In the late 1970s Chalkie Davies was a photographer at the New Musical Express, taking pictures of bands like Thin Lizzy, the Clash, the Sex Pistols and many more. Now, as his first major exhibition opens at the National Museum of Wales in Cardiff, and showing as part of BBC Music Day, he looks back on an extraordinary life, and old friends like Elvis Costello reflect on how Chalkie’s images are so enduring.
Chalkie Davies was born in Sully just outside Cardiff and his first job was as an engineer at Heathrow Airport. But he was always a keen amateur photographer and when he won a camera club competition in 1973 the door opened onto a career in rock ‘n’ roll.

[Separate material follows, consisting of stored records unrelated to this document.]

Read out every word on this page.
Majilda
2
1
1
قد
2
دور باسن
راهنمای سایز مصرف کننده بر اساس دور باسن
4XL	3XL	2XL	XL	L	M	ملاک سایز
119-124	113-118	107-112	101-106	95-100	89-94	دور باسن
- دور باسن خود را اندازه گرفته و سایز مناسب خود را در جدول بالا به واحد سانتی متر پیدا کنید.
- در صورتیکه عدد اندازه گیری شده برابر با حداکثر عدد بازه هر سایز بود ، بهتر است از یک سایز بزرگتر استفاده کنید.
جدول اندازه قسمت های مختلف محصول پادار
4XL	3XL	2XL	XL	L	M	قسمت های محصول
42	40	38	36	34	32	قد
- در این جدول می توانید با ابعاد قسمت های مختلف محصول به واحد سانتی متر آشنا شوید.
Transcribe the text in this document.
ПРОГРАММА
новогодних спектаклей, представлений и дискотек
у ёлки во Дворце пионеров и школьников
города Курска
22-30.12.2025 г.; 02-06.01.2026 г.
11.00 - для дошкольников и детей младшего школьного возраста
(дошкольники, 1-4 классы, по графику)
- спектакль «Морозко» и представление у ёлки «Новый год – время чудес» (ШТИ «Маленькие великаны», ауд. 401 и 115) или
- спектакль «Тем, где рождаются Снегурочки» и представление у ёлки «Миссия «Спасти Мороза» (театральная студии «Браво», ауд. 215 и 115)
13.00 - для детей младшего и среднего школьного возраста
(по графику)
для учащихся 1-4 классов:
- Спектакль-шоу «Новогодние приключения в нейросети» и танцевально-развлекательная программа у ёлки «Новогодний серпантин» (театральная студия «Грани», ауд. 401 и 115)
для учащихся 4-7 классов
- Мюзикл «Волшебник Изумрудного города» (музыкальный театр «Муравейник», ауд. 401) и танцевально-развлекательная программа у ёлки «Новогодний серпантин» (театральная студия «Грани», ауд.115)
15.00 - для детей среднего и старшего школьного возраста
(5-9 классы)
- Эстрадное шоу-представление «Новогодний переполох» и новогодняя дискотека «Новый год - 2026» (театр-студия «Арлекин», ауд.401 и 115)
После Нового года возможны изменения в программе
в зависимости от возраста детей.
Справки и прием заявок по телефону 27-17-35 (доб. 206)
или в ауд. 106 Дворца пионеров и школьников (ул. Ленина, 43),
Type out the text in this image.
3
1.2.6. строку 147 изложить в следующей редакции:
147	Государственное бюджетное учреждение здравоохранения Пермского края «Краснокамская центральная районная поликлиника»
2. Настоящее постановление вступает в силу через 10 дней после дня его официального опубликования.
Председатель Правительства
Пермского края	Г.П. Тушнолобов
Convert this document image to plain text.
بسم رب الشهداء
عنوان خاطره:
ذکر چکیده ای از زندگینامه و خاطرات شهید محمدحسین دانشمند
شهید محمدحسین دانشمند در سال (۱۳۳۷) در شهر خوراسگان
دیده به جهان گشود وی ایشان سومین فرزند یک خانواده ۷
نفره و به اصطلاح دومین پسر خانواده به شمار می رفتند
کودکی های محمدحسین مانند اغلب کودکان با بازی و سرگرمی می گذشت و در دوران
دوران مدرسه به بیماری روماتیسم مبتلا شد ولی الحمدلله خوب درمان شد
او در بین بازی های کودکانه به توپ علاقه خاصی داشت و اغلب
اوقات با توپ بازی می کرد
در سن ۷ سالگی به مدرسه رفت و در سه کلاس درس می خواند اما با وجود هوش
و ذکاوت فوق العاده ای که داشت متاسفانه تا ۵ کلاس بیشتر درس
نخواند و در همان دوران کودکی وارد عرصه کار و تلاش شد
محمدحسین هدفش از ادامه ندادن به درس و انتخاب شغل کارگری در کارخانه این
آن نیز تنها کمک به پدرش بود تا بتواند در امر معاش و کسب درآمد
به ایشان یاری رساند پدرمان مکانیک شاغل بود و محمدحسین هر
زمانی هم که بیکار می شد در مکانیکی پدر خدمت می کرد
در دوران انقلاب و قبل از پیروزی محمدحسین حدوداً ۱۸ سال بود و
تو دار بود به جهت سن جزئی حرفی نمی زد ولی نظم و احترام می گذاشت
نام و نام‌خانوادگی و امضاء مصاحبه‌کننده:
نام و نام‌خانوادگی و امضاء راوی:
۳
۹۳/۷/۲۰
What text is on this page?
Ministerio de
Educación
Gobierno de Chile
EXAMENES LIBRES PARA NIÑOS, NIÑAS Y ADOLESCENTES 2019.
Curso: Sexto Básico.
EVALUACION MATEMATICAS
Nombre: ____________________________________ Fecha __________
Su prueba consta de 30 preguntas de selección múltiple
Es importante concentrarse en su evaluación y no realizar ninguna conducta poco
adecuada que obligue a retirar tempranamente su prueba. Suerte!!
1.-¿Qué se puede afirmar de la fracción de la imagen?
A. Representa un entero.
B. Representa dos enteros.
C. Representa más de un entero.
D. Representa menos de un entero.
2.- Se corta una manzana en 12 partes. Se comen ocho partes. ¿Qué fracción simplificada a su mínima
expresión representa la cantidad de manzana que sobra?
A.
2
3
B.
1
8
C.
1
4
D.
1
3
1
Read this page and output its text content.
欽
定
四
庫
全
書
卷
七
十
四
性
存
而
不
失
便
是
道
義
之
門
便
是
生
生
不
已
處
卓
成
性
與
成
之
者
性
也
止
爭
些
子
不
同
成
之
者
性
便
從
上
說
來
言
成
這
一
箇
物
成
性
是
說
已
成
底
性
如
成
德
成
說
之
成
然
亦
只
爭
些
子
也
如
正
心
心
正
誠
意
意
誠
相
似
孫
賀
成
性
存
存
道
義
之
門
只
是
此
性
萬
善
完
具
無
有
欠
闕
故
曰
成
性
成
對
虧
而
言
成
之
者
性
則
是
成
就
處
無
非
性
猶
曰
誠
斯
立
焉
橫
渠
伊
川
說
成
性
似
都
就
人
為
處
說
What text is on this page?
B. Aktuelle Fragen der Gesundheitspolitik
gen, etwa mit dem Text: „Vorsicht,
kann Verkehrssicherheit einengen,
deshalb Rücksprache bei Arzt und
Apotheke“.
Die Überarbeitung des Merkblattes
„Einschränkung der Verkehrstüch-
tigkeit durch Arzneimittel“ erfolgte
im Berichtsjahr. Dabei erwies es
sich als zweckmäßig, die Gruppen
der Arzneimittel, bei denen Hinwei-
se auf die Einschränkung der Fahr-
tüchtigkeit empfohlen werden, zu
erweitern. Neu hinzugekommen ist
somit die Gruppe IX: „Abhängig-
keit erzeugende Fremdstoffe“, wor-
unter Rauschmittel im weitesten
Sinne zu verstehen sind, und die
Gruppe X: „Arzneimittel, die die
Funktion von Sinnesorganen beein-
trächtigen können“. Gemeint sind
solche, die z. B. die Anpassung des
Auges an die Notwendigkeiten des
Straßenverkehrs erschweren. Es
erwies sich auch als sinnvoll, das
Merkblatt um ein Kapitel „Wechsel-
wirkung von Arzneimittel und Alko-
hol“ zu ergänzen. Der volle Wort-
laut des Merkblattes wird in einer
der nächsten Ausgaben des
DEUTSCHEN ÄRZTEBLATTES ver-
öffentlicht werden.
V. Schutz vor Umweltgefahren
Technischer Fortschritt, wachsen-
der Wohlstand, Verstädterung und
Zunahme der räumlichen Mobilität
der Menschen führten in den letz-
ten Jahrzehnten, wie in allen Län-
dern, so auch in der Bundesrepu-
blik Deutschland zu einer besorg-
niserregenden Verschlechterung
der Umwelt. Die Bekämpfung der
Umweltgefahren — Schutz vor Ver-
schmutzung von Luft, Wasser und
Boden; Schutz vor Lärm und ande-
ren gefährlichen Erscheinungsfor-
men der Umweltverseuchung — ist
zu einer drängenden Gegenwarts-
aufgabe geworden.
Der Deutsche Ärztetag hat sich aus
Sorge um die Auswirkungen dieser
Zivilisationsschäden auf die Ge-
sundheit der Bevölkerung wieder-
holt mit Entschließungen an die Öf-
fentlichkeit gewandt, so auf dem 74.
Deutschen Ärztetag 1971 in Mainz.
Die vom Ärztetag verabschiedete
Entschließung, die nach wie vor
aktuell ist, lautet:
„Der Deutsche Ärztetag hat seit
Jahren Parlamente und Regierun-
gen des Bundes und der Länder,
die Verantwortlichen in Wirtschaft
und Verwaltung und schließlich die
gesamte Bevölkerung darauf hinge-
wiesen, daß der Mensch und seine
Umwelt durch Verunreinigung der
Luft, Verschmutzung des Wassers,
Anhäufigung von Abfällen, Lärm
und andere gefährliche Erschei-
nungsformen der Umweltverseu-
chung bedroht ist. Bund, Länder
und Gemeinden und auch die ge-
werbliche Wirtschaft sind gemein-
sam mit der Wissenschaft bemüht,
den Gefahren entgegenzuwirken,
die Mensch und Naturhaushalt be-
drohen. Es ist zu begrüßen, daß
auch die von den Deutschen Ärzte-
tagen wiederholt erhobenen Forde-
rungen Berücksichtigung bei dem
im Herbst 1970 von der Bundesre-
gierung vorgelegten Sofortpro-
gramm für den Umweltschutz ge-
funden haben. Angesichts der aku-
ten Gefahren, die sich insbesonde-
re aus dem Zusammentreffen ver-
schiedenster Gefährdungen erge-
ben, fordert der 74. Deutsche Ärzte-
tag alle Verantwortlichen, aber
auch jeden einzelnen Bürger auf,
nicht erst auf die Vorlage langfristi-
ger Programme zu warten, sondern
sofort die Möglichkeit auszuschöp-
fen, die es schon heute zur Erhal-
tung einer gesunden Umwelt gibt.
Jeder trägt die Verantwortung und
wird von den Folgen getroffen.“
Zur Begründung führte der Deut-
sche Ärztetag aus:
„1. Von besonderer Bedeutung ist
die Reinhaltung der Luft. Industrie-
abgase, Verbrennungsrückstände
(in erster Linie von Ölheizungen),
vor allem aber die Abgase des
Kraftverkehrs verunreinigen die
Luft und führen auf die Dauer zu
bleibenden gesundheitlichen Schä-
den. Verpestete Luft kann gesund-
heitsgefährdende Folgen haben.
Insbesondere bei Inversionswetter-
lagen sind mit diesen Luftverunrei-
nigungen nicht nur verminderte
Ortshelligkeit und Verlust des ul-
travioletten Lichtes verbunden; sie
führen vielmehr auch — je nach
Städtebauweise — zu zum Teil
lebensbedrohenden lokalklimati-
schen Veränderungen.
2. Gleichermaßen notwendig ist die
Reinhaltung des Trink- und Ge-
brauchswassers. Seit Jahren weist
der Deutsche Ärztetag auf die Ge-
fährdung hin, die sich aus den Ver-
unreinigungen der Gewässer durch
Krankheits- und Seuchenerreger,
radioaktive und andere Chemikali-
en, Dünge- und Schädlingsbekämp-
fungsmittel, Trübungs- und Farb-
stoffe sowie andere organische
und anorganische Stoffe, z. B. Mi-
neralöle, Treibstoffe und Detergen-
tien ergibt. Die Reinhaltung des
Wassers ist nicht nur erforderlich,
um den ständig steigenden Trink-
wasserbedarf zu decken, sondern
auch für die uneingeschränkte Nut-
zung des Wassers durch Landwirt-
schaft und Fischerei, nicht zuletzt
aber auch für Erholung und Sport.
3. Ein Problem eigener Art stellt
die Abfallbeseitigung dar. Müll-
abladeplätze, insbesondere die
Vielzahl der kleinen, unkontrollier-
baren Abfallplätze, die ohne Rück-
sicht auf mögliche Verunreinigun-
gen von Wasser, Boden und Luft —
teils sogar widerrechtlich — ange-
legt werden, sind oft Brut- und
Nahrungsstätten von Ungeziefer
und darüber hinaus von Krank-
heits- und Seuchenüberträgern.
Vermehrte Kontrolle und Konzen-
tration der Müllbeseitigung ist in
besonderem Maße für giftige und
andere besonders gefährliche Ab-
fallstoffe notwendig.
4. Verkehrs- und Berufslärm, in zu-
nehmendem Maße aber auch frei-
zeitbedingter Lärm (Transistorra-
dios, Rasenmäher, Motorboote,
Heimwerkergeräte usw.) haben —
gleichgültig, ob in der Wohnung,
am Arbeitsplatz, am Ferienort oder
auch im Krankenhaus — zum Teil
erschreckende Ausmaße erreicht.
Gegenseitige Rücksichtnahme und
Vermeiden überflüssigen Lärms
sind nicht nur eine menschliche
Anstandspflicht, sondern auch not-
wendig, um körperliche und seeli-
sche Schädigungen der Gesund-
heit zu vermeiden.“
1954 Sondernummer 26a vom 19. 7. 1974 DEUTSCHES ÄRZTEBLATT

He was allowed in to take pictures on the last night of David Bowie’s legendary Ziggy Stardust tour and the results were so good he never looked back. Joining the New Musical Express in the mid-1970s, he was in the right place at the right time and became a favourite amongst the punk and new wave bands including the Clash, the Specials, Squeeze and Elvis Costello.
Chalkie’s pictures summed up the era and many are classics of rock and roll photography. But by the mid-1980s he’d become disenchanted with the music business, where image mattered more than music. The death of his close friend Phil Lynott, leader singer of Thin Lizzy, led Chalkie to quit rock music.
For 25 years Chalkie’s collection of rock images remained hidden away until an invitation from the National Museum of Wales led him to bring them out for a new generation. This documentary follows Chalkie as he prepares for the exhibition, revisits his childhood haunts and reflects on an extraordinary career.
There are contributions from many of the musicians he photographed including Elvis Costello, Chris Difford of Squeeze, songwriter Nick Lowe, the Specials mainman Jerry Dammers and punk poet John Cooper Clarke.